The three core zones:
- Reception & storage — the cooler, positioned for gurney access from receiving
- Dissection — tables with sink, instrument, and lighting access
- Decontamination & exit — separate drainage, no cross-contamination into clean areas
Zone 1: Cooler Sizing & Placement
The cooler is where bodies enter from the hospital, ME office, or funeral home, so it must sit near receiving with clearance for gurneys and transfer equipment. High-volume facilities use USPE walk-in mortuary coolers for capacity and accessibility; space-constrained sites use upright mortuary coolers; large labs needing separation by case type use multi-bay vault coolers. Programs holding specimens for months add long-term anatomy freezers. Maintain 35–40°F with continuous monitoring. Capacity planning against preservation method is covered in our cadaver preservation methods guide.
Zone 2: Dissection Table Positioning
The dissection room is the clinical heart of the facility. Position USPE autopsy and pathology tables to optimize ergonomics for standing pathologists, with easy access to sink stations, specimen containers, instruments, and lighting. A single-pathologist room centers one table 1–2 feet from sinks and carts. Multi-table rooms use parallel or island arrangements — never back-to-back — with 4–5 feet between tables so staff circulate without cross-contamination. Table specs and materials are detailed in our dissection table specifications guide; the broader room in our autopsy suite design guide.
Zone 3: Support Systems
A hands-free hygienic sink belongs in the dissection room within a few steps of the table (an OSHA requirement and a workflow win). A separate equipment-decon sink with hot water sits in the support area, adjacent to sharps and biohazard containers. Instruments live in stainless carts within arm's reach. Embalming-capable facilities add USPE embalming stations and water-control units.
Workflow: How Cases Move Through the Facility
The efficient path is linear and minimizes backtracking: specimen receipt at the cooler → external exam at the table → dissection → organ sampling at a secondary station → decontamination in the support zone → documentation in admin. In a well-integrated facility, a two-hour autopsy stays two hours; in a poorly arranged one, staff lose 15–20% to walking and hunting for equipment. Building the case for investment is covered in our hospital pathology buying guide.
U.S. Pathology Equipment (USPE) ships dissection tables, coolers, and complete autopsy-suite equipment factory-direct across the contiguous 48 states, with regional support reaching Johnson City, Atlanta, Chicago, Columbia, Dallas, Los Angeles, New York, and Pittsburgh. Every unit is USA-made and backed by USPE's factory-direct pricing and service network.

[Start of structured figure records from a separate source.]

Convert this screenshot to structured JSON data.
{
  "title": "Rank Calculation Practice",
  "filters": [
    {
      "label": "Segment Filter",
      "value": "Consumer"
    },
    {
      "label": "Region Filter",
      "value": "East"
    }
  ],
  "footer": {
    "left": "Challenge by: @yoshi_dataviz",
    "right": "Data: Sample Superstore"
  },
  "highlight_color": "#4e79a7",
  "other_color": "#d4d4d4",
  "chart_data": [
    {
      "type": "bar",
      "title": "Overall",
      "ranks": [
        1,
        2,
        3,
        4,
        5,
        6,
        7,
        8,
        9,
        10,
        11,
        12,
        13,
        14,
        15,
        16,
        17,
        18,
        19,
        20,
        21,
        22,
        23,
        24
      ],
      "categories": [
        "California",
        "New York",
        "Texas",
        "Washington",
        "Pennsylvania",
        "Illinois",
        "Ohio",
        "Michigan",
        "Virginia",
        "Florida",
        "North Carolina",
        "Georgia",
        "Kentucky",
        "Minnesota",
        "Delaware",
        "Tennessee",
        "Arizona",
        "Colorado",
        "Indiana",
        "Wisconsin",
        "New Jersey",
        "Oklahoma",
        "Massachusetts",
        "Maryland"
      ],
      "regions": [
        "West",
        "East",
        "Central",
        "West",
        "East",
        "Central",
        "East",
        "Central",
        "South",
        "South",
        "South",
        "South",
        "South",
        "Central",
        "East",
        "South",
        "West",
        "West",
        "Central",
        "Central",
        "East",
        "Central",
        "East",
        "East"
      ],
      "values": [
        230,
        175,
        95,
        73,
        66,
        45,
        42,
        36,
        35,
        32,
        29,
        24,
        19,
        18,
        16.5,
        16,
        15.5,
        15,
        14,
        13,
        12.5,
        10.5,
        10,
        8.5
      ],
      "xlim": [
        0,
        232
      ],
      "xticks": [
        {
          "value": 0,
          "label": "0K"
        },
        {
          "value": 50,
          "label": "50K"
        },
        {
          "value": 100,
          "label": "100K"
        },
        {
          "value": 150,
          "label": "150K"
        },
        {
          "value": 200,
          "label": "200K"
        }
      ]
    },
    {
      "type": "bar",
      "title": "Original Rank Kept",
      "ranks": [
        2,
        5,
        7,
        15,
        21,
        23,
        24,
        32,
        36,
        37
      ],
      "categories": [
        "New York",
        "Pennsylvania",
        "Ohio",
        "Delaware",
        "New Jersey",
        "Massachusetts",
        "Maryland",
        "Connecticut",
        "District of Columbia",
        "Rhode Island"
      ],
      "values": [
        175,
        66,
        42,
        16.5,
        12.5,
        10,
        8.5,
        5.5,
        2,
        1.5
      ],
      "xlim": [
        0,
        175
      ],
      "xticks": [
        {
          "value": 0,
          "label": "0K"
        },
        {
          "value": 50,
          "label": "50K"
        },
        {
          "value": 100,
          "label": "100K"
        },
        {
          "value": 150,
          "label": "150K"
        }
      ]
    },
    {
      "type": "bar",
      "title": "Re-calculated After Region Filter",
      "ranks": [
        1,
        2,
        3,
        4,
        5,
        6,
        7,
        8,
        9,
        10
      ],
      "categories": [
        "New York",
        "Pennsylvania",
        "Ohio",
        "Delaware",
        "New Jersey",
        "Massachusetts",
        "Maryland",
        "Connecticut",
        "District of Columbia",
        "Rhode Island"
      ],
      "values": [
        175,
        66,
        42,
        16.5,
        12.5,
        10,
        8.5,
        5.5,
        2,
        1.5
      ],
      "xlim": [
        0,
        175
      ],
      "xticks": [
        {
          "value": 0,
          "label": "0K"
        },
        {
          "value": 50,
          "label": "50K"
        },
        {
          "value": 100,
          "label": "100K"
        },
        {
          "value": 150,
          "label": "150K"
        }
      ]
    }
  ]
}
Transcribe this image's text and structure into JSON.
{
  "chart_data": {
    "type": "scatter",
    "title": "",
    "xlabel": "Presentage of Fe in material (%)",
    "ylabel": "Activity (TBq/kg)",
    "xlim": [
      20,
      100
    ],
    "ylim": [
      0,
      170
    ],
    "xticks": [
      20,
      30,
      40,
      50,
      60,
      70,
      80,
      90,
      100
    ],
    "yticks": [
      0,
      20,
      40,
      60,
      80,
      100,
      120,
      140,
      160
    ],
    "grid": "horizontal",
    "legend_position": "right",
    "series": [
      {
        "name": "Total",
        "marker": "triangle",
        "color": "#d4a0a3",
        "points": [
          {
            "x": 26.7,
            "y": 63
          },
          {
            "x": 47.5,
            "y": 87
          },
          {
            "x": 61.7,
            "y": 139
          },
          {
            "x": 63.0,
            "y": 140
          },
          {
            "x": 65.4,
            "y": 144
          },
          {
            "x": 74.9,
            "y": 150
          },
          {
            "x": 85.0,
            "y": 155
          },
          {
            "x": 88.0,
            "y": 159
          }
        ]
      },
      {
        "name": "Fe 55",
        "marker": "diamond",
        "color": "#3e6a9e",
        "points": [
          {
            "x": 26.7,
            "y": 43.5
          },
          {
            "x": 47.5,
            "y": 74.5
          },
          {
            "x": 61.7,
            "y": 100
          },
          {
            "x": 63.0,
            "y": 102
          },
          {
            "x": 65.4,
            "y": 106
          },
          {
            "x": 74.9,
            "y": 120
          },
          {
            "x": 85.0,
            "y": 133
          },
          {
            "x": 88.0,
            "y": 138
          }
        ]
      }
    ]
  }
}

Integrate Your Facility with USPE
U.S. Pathology Equipment (USPE) dissection tables, coolers, freezers, and support systems are designed for seamless workflow integration — from single-station suites to multi-station departments.
Call 1-888-792-9315 or email cool@mymortuarycooler.com to speak with a U.S. Pathology Equipment (USPE) specialist.
Equipment & Facility Resources
Explore USPE equipment: Autopsy & Pathology Tables · Walk-In Mortuary Coolers · Upright Mortuary Coolers · Multi-Bay Vault Coolers · Long-Term Anatomy Freezers. Request a custom configuration or quote on our custom coolers page.
Frequently Asked Questions
How should coolers and dissection tables be positioned?
Coolers should sit adjacent to the dissection room with direct access via door or pass-through, near receiving for gurney access. Dissection tables should be centrally positioned with equal access from all sides, and sinks and instrument storage within 2–3 steps of the table.
How far apart should tables be in a multi-station facility?
At least 4–5 feet, arranged in parallel or island configurations rather than back-to-back, with each table having independent sink and instrument access to prevent staff crossover and cross-contamination.
When do you need a multi-bay vault cooler versus a walk-in?
Multi-bay vault coolers suit large labs needing case-type separation and individual bay access; walk-in coolers suit high-volume general storage. Small facilities use upright coolers, and long-term programs add anatomy freezers.